Shifting nth root algorithm

Last updated June 16, 2024

The shifting nth root algorithm is an algorithm for extracting the nth root of a positive real number which proceeds iteratively by shifting in n digits of the radicand, starting with the most significant, and produces one digit of the root on each iteration, in a manner similar to long division.

Algorithm

Notation

Let $B$ be the base of the number system you are using, and $n$ be the degree of the root to be extracted. Let $x$ be the radicand processed thus far, $y$ be the root extracted thus far, and $r$ be the remainder. Let $\alpha$ be the next $n$ digits of the radicand, and $\beta$ be the next digit of the root. Let $x'$ be the new value of $x$ for the next iteration, $y'$ be the new value of $y$ for the next iteration, and $r'$ be the new value of $r$ for the next iteration. These are all integers.

Invariants

At each iteration, the invariant $y^{n}+r=x$ will hold. The invariant $(y+1)^{n}>x$ will hold. Thus $y$ is the largest integer less than or equal to the $n$ th root of $x$ , and $r$ is the remainder.

Initialization

The initial values of $x,y$ , and $r$ should be 0. The value of $\alpha$ for the first iteration should be the most significant aligned block of $n$ digits of the radicand. An aligned block of $n$ digits means a block of digits aligned so that the decimal point falls between blocks. For example, in 123.4 the most significant aligned block of two digits is 01, the next most significant is 23, and the third most significant is 40.

Main loop

On each iteration we shift in $n$ digits of the radicand, so we have $x'=B^{n}x+\alpha$ and we produce one digit of the root, so we have $y'=By+\beta$ . The first invariant implies that $r'=x'-y'^{n}$ . We want to choose $\beta$ so that the invariants described above hold. It turns out that there is always exactly one such choice, as will be proved below.
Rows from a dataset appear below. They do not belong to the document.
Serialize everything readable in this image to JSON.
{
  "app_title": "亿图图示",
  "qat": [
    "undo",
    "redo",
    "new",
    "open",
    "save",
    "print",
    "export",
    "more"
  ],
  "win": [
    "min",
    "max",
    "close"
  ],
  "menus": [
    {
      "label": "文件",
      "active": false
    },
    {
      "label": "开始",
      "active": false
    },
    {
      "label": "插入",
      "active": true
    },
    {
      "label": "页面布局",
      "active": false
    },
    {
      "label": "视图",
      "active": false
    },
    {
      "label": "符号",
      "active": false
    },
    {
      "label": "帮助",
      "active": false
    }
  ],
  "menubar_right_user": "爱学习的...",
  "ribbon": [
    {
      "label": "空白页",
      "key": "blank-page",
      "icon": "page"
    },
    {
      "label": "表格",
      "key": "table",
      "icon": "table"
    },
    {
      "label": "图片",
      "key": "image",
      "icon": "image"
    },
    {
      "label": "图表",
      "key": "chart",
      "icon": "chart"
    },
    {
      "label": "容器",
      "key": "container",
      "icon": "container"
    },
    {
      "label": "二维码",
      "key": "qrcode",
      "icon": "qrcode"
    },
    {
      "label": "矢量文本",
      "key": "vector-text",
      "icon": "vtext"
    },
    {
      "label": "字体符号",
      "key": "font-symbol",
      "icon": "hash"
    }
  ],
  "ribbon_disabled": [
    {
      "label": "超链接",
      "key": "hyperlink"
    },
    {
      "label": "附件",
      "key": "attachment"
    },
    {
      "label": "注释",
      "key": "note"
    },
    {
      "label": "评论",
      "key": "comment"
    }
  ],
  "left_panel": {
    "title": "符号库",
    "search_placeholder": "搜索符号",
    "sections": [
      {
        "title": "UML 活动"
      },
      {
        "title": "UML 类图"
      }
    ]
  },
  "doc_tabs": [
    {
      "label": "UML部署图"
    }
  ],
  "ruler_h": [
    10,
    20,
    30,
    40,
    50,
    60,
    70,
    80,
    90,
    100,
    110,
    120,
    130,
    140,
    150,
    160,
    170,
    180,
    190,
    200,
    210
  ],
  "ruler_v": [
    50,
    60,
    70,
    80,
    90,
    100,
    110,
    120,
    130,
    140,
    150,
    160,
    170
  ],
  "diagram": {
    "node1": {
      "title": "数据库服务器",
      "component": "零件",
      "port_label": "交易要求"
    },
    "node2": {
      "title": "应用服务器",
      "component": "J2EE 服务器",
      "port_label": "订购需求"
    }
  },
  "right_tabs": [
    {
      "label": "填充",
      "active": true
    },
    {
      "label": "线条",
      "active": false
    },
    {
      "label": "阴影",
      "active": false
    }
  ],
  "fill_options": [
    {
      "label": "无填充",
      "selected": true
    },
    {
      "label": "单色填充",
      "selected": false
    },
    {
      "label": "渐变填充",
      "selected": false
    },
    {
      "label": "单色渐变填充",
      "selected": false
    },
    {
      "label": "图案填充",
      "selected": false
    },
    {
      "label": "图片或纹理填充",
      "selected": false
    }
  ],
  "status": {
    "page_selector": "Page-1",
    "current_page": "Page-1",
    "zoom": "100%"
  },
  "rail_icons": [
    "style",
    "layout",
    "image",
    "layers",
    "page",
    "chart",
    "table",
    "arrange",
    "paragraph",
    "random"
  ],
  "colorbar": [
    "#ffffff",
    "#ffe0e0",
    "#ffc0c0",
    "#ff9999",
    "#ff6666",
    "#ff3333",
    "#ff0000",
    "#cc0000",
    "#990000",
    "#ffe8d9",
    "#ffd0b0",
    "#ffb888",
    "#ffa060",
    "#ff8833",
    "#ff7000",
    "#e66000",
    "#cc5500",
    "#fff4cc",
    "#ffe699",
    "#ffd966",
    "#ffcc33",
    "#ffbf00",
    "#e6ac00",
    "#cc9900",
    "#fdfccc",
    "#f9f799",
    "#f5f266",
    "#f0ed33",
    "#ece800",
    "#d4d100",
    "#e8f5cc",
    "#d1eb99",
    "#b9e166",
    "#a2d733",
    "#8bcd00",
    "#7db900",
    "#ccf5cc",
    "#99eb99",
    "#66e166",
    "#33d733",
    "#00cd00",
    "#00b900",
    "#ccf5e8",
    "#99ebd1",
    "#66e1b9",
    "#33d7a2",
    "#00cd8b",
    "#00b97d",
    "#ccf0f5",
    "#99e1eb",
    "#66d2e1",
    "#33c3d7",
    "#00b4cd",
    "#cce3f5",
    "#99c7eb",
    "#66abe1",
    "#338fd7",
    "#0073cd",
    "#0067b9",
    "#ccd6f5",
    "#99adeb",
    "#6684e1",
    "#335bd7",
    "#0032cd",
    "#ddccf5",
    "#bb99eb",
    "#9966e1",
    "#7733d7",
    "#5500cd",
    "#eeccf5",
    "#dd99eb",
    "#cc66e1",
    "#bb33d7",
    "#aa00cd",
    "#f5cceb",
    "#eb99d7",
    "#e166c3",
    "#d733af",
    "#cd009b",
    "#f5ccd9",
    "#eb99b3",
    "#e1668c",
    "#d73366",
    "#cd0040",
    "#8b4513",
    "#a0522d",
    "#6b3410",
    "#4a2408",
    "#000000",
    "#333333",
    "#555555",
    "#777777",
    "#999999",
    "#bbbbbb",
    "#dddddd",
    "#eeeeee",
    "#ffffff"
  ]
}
Proof of existence and uniqueness of $\beta$

By definition of a digit, $0\leq \beta <B$ , and by definition of a block of digits, $0\leq \alpha <B^{n}$

The first invariant says that:

x'=y'^{n}+r'

or

B^{n}x+\alpha =(By+\beta )^{n}+r'.

So, pick the largest integer $\beta$ such that

(By+\beta )^{n}\leq B^{n}x+\alpha .

Such a $\beta$ always exists, since $0\leq \beta <B$ and if $\beta =0$ then $B^{n}y^{n}\leq B^{n}x+\alpha$ , but since $y^{n}\leq x$ , this is always true for $\beta =0$ . Thus, there will always be a $\beta$ that satisfies the first invariant

Now consider the second invariant. It says:

(y'+1)^{n}>x'

or

(By+\beta +1)^{n}>B^{n}x+\alpha .

Now, if $\beta$ is not the largest admissible $\beta$ for the first invariant as described above, then $\beta +1$ is also admissible, and we have

(By+\beta +1)^{n}\leq B^{n}x+\alpha .

This violates the second invariant, so to satisfy both invariants we must pick the largest $\beta$ allowed by the first invariant. Thus we have proven the existence and uniqueness of $\beta$ .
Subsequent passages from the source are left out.